I offer up two excerpts of Steinbeck’s writing as examples of his gifts as a writer. This first is the dedication to “East of Eden”, and I’ve thought of it often, anytime I find myself looking for a vehicle to carry the thoughts I’ve collected in this lifetime:
Dear Pat,
You came upon me carving some kind of little figure out of wood and you said, “Why don’t you make something for me?”
I asked you what you wanted, and you said, “A box.”
“What for?”
“To put things in.”
“What kind of things?”
“Whatever you have,” you said.
Well, here’s your box. Nearly everything I have is in it, and it is not full. Pain and excitement are in it, and feeling good or bad and evil thoughts and good thoughts- the pleasure of design and some despair and the indescribable joy of creation.
And on top of these are all the gratitude and love I have for you.
And still the box is not full.JOHN
Second, one of the most beautiful passages from another favorite, “The Winter of Our Discontent”, which is among the best books I’ve read:
My wife, my Mary, goes to her sleep the way you would close the door of a closet.
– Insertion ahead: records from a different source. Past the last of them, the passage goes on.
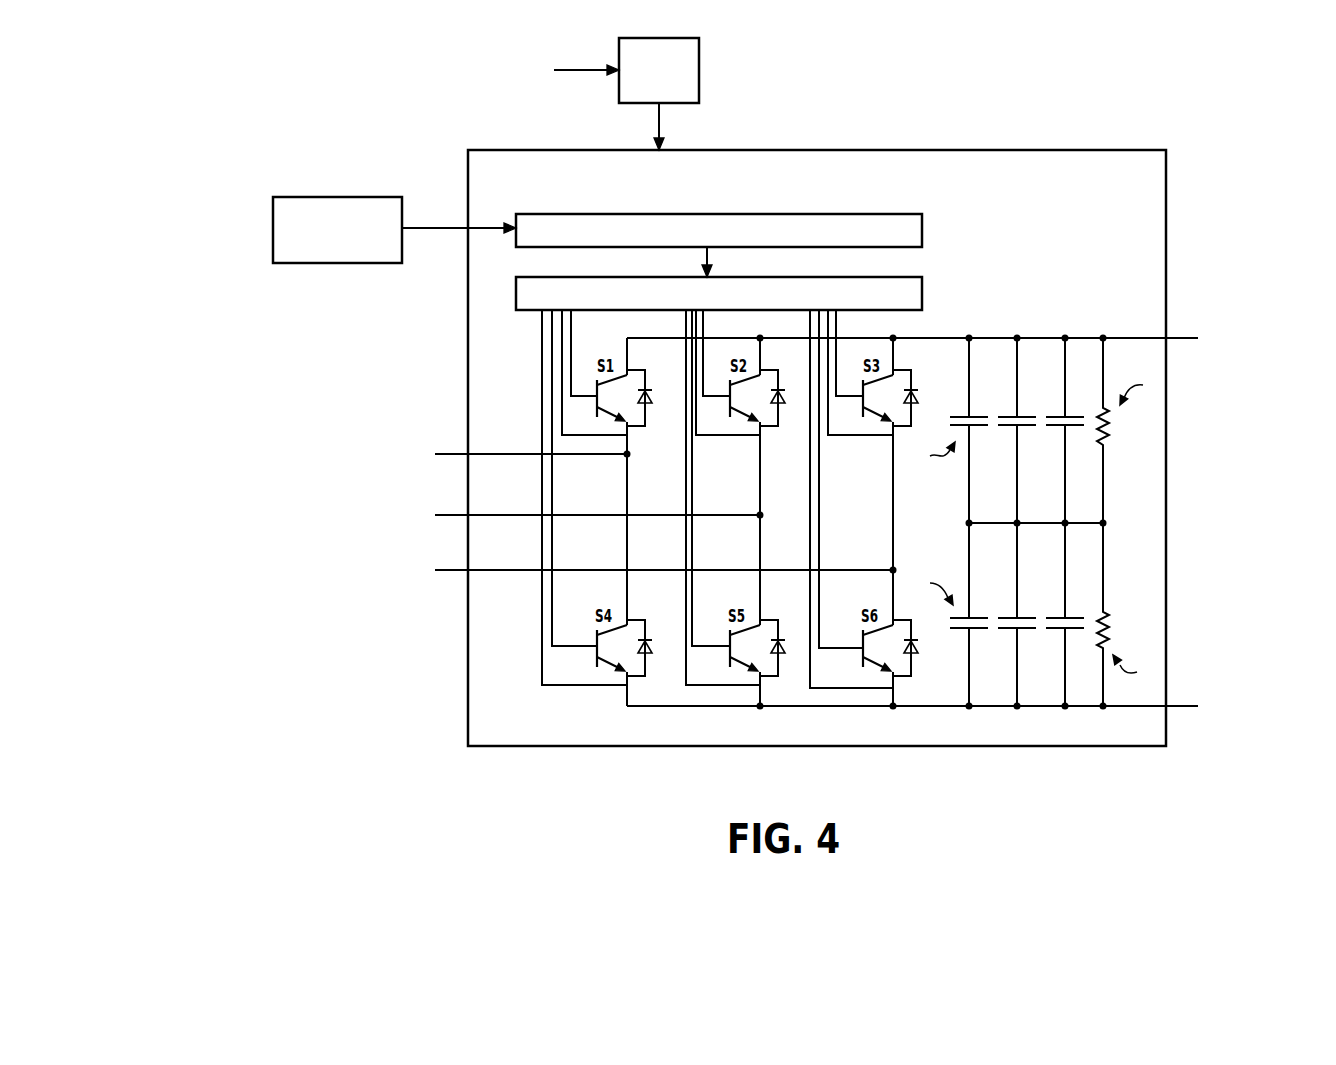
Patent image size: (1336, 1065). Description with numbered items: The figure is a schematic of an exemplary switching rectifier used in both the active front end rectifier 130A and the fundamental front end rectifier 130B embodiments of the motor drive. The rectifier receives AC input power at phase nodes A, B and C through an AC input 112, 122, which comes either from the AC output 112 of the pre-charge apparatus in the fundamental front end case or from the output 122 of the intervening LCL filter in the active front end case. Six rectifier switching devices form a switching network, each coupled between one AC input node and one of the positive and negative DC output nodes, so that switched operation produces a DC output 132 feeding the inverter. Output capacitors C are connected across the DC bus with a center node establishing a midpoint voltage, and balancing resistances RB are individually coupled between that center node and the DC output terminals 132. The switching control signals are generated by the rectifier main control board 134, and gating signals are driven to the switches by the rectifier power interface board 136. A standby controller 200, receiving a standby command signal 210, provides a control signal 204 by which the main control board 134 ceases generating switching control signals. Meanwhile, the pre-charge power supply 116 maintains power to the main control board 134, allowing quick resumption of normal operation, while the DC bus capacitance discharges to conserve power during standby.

The standby controller 200 is at (652, 38).
The standby command signal 210 is at (588, 69).
The control signal 204 is at (657, 128).
The active front end rectifier 130A is at (784, 435).
The fundamental front end rectifier 130B is at (500, 150).
The pre-charge power supply 116 is at (335, 197).
The rectifier main control board 134 is at (530, 214).
The rectifier power interface board 136 is at (530, 277).
The DC output 132 is at (1201, 300).
The AC output of the pre-charge apparatus 112 is at (535, 489).
The output of the LCL filter 122 is at (429, 418).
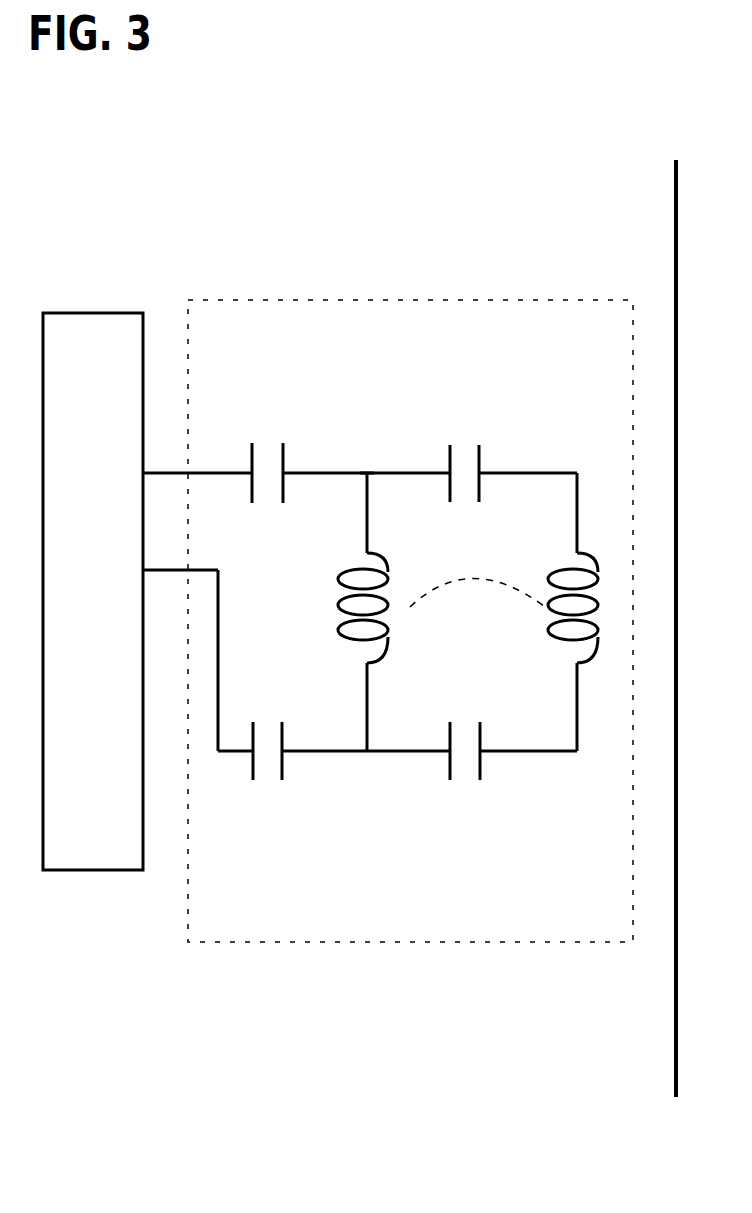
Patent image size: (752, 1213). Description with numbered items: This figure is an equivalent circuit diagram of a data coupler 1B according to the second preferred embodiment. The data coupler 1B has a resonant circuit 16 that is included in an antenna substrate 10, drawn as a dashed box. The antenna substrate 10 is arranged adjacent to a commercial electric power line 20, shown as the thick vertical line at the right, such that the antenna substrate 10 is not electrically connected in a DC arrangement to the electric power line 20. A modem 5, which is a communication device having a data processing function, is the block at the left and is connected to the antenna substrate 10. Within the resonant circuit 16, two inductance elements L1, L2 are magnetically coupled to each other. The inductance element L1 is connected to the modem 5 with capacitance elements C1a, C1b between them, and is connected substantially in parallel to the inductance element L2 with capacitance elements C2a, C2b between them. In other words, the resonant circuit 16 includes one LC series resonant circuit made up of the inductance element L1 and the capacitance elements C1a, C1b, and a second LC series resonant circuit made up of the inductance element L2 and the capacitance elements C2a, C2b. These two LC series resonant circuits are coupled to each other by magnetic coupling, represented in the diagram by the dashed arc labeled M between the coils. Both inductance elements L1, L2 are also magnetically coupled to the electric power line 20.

The data coupler 1B is at (252, 181).
The modem 5 is at (70, 312).
The antenna substrate 10 is at (398, 300).
The resonant circuit 16 is at (370, 437).
The commercial electric power line 20 is at (675, 208).
The capacitance element C1a is at (266, 443).
The capacitance element C2a is at (463, 443).
The capacitance element C1b is at (266, 724).
The capacitance element C2b is at (464, 724).
The inductance element L1 is at (340, 608).
The inductance element L2 is at (551, 608).
The magnetic coupling M is at (477, 567).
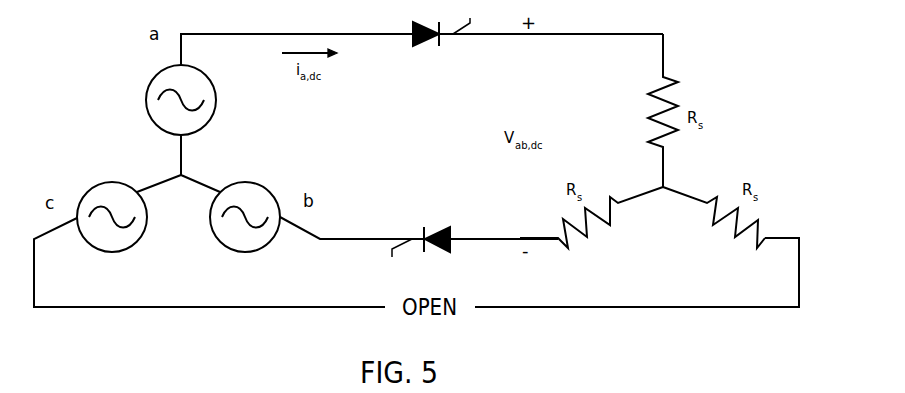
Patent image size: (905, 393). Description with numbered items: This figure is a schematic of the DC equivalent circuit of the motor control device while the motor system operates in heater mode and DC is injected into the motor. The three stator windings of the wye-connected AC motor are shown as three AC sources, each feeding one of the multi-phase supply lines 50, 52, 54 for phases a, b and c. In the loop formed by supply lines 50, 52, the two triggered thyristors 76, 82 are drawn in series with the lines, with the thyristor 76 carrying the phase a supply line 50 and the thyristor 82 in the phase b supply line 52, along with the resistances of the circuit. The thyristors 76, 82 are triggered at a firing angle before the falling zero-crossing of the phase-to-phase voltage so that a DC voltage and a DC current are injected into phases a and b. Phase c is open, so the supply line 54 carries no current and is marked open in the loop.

The multi-phase supply line 50 is at (243, 34).
The multi-phase supply line 52 is at (335, 239).
The multi-phase supply line 54 is at (170, 306).
The thyristor 76 is at (427, 43).
The thyristor 82 is at (440, 227).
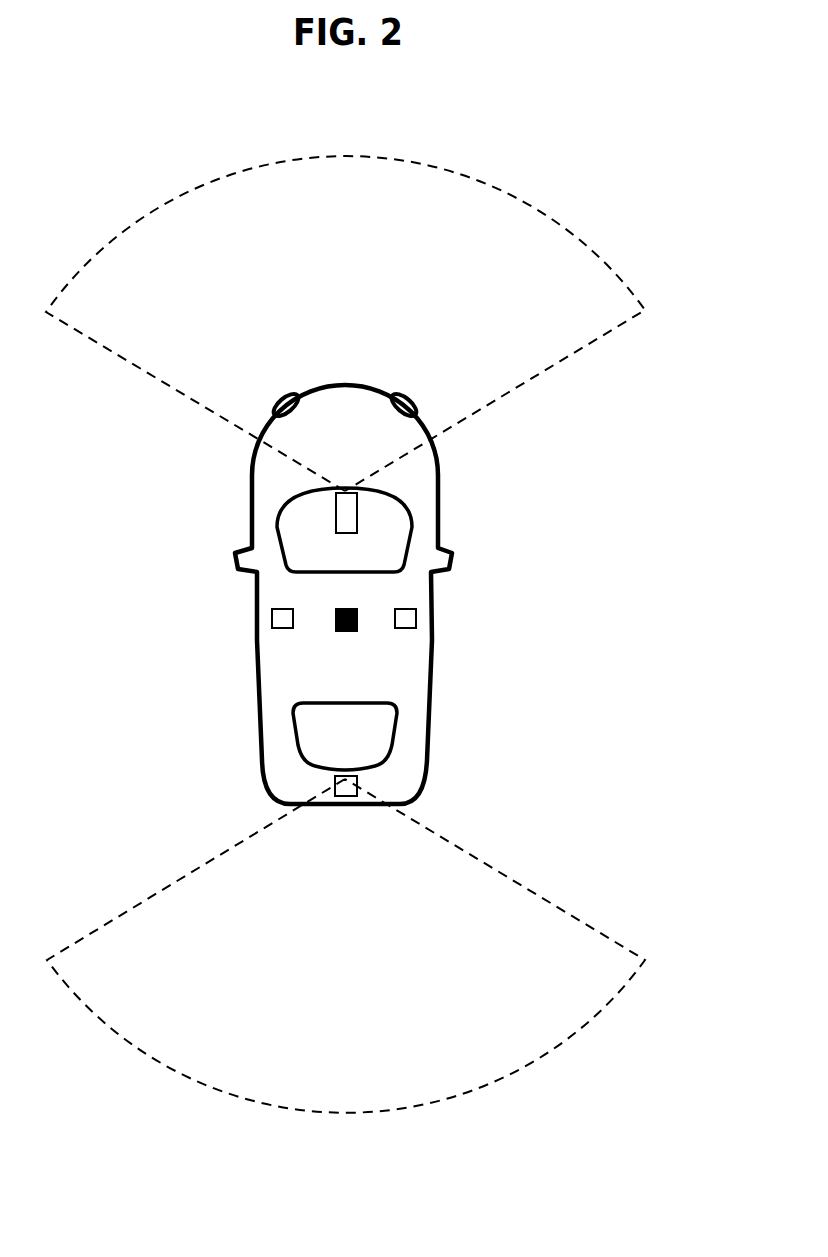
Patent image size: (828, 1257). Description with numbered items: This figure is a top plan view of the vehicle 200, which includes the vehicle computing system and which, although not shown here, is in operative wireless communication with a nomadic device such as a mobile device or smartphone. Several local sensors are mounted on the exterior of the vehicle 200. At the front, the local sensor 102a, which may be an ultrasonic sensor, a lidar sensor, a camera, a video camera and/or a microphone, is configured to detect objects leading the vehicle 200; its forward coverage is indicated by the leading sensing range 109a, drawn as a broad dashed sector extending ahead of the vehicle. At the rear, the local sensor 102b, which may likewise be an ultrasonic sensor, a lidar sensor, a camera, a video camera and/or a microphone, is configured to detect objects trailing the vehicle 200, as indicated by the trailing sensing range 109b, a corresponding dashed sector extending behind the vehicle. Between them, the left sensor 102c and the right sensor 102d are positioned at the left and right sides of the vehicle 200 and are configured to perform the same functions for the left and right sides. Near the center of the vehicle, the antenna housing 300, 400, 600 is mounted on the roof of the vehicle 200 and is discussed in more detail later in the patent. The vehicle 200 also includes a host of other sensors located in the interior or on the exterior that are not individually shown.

The vehicle 200 is at (460, 722).
The local sensor 102a is at (340, 517).
The local sensor 102b is at (346, 796).
The left sensor 102c is at (281, 614).
The right sensor 102d is at (408, 614).
The leading sensing range 109a is at (620, 332).
The trailing sensing range 109b is at (620, 940).
The antenna housing 300 is at (202, 652).
The antenna housing 400 is at (202, 652).
The antenna housing 600 is at (345, 655).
So many times I have watched her with envy. Her lovely body squirms a moment as though she fitted herself into a cocoon. She sighs once and at the end of it her eyes close and her lips, untroubled, fall into that wise and remote smile of the ancient Greek gods. She smiles all night in her sleep, her breath purrs in her throat, not a snore, a kitten’s purr. For a moment her temperature leaps up so that I can feel the glow of it beside me in the bed, then drops and she has gone away. I don’t know where. She says she does not dream. She must, of course. That simply means her dreams do not trouble her, or trouble her so much that she forgets them before awakening. She loves to sleep and sleep welcomes her. I wish it were so with me. I fight off sleep, at the same time craving it.
I have thought the difference might be that my Mary knows she will live forever, that she will step from the living into another life as easily as she slips from sleep to wakefulness. She knows this with her whole body, so completely that she does not think of it any more than she thinks to breathe. Thus she has time to sleep, time to rest, time to cease to exist for a little.
Whenever I feel a little closed in, when I need to see my experience reflected in the experiences of my fellow humans, I know I can reach for another book by John Steinbeck.